Выбрать главу

Если идешь с человеком вместе домой, это еще не значит, что ты разделяешь его взгляды. Именно поэтому я разрешал себе иногда возвращаться из школы вдвоем с Сережкой. Однажды я спросил его, зевая для виду:

- Ну, как успехи? Что лепишь сейчас?

Бывало, у Сережки уходило в месяц по два ведра глины. А сейчас он ответил:

- Ничего не леплю… Вот уже месяц, как не леплю… После Чехова… Что-то не хочется… А вы что, теннис со­бираетесь покупать?

Да, наш класс собирался покупать теннис. На совете отряда мы решили своими силами, как в первый раз, из­готовить доску и козлы, а сетку и ракетки купить, сло­жившись по десять копеек. Когда я попросил эти десять копеек у мамы, она посмотрела так, что пришлось объяс­нять зачем.

- Нужно ли покупать? — спросила она. — У Поченцовых стоит, у них и играл бы.

Я не стал посвящать ее во все сложности нашей поли­тики, тем более что деньги она дала. Но прошел еще день, и я вернул их. И вот почему.

У входа в школу тянется длинная аллея дремучих ку­стов. Позапрошлым летом мы посадили акацию, она раз­рослась невиданно, и весною в кустах устраивали гнез­да птицы. Ходить по этой аллее в темноте даже страш­новато, но никто в этом не признается.

Я часто прихожу в школу раньше других — как-никак председатель. Вместе с дежурными убираю класс, а по­том катаюсь с ледяной горки, пока никто не мешает. В это утро я тоже пришел затемно. Иду кустами, огляды­ваюсь и сжимаю в руке фонарик. Как-то особенно страш­но было, и у меня появилось нехорошее предчувствие. И оправдалось!

Я уже почти прошел аллею, когда увидел вдруг, что от кустов отделяется что-то черное, огромное и квад­ратное. Отделяется и падает прямо на меня. Я закричал для храбрости и присел. И это черно-квадратное со страшным грохотом прихлопнуло меня.

Ух ты, черт, не удержалась, — услышал я голос Се­режки Поченцова и стал выкарабкиваться. Сережка мне помог. На снегу лежала доска настольного тенниса. Ока­зывается, Сережка приставил ее к кусту, сам сел отдох­нуть, а я наступил на ветку, вот доска и свалилась.

Мы сидели под кустом, а когда отдышались, я ска­зал спокойно-преспокойно:

- Чудак, не мог постучать ко мне. Я бы помог нести. Она, должно быть, тяжелющая?

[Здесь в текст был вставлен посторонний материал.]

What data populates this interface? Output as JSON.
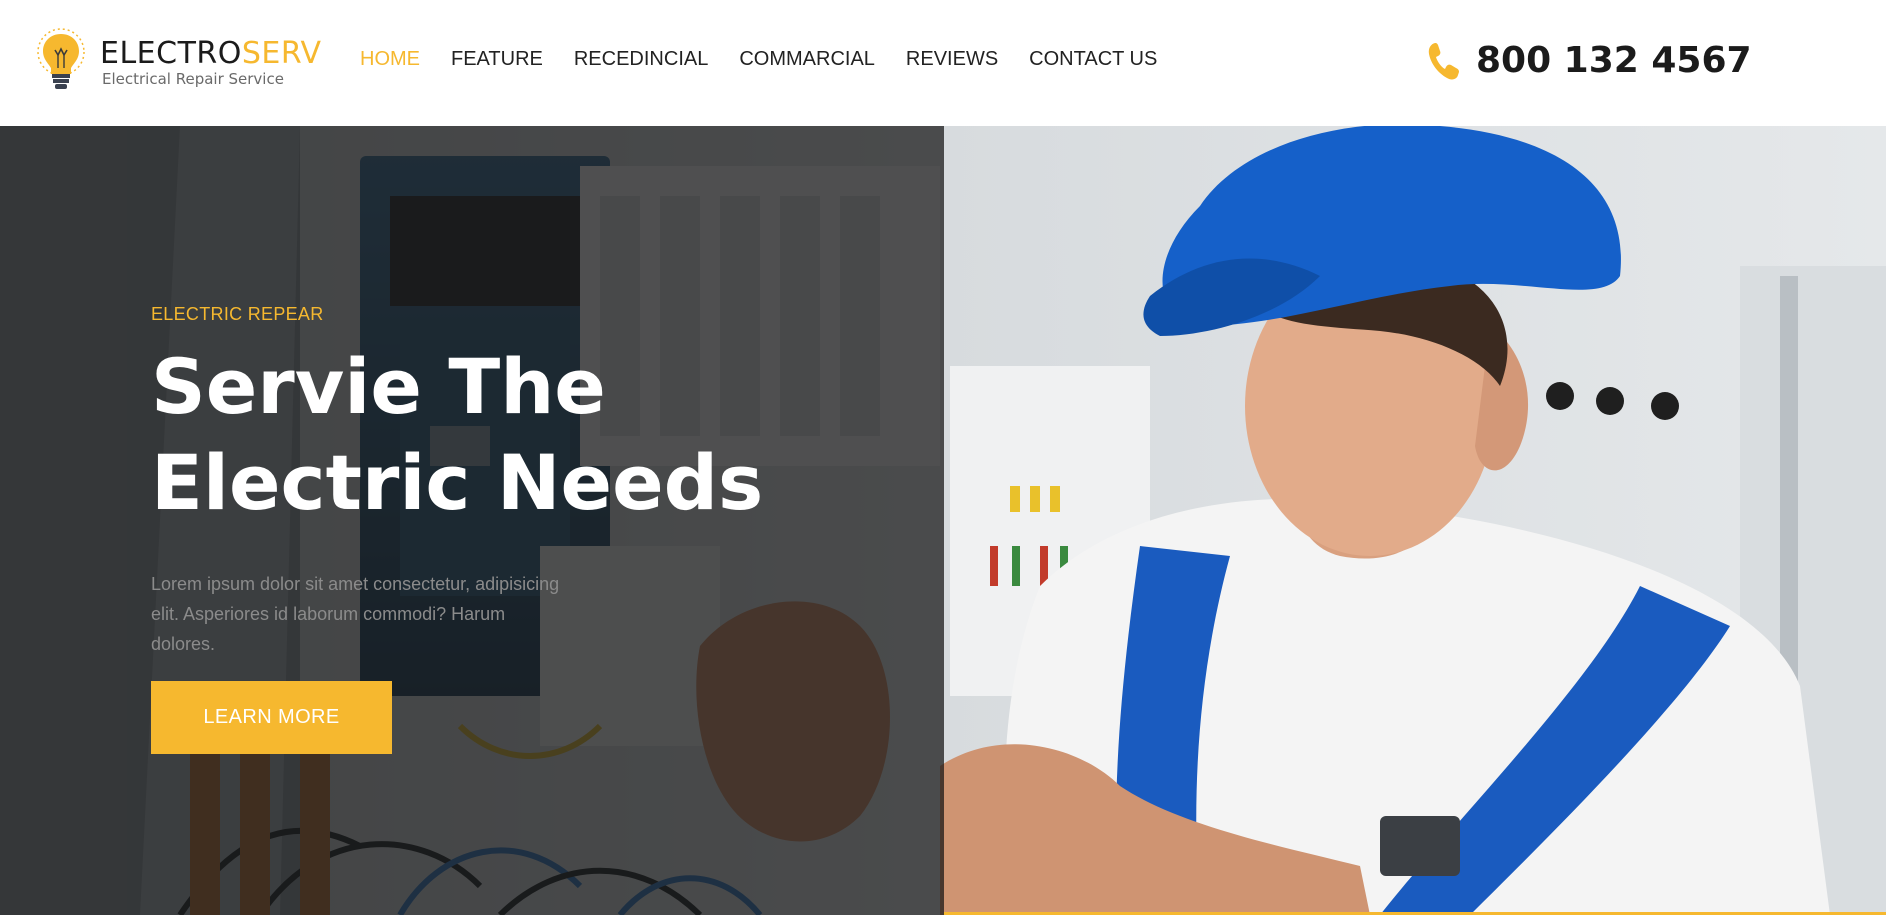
{
  "brand": {
    "name_part1": "ELECTRO",
    "name_part2": "SERV",
    "tagline": "Electrical Repair Service",
    "logo_icon": "lightbulb-icon"
  },
  "nav": {
    "items": [
      {
        "label": "HOME",
        "active": true
      },
      {
        "label": "FEATURE",
        "active": false
      },
      {
        "label": "RECEDINCIAL",
        "active": false
      },
      {
        "label": "COMMARCIAL",
        "active": false
      },
      {
        "label": "REVIEWS",
        "active": false
      },
      {
        "label": "CONTACT US",
        "active": false
      }
    ]
  },
  "contact": {
    "phone_icon": "phone-icon",
    "phone": "800 132 4567"
  },
  "hero": {
    "eyebrow": "ELECTRIC REPEAR",
    "headline": "Servie The Electric Needs",
    "description": "Lorem ipsum dolor sit amet consectetur, adipisicing elit. Asperiores id laborum commodi? Harum dolores.",
    "cta_label": "LEARN MORE"
  },
  "colors": {
    "accent": "#f6b82f",
    "text_dark": "#1b1b1b",
    "overlay": "#141414",
    "cap_blue": "#1560c9"
  }
}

- Сам знаешь, — ответил Сережка, намекая на то, что я уже ощутил ее тяжесть. — Я два раза отдыхал на дороге. Меня чуть машина не сшибла в темноте.

- Что у нее, фары были выключены? — поинтересо­вался я, словно главным было это, а не то, что Сереж­ка начинает исправляться и скоро у меня в отряде не будет ни одного индивидуалиста.

- Она из-за угла выскочила, — ответил Сергей. — Шофер ругался ужас как. Из-за вас, говорит, шкетов, не хочу в тюрьму попадать.

Я возмутился и сказал, что шофер эгоист, раз думает только о себе, а не о жизни других. Сережка согласился, что думать только о себе плохо.

После этого мы взяли настольный теннис и отнесли в спортивный зал. Когда стали сходиться ребята, теннис был уже установлен по всем правилам, даже сетка натя­нута.

У наших ребят и девчонок врожденный педагогиче­ский такт. Все видели доску в зале, но никто ни слова не сказал Сережке. Правда, ко мне подбегали все, Рая Фан­тиком прямо-таки цвела от счастья. За день-два отно­шения с Сергеем установились сами по себе, никто уже не брезговал закатить в него снежком. А когда через неделю он принес в школу новые работы, все опять го­ворили: «Это — настоящее искусство», а у меня, как всег­да, покалывало в животе. Рая смело критиковала недо­статки, и Сережка не сказал ей ни одного обидного сло­ва. Она снова стала носить ему книжки по искусству, а Женька Старостин подарил уже не одно, а два ведра глины.

Когда после этого Василь Кириллович встретил меня и по обыкновению спросил, как поживает индивидуалист, я ответил:

- В моем отряде индивидуализм изжит!

- А в теннис играете?

- Играем!

Директор похлопал меня по плечу.

Ну вот видишь. А ты был против того, чтобы при­судить Поченцову приз.

Я вспомнил, как хитро улыбался тогда директор, и только сейчас понял почему.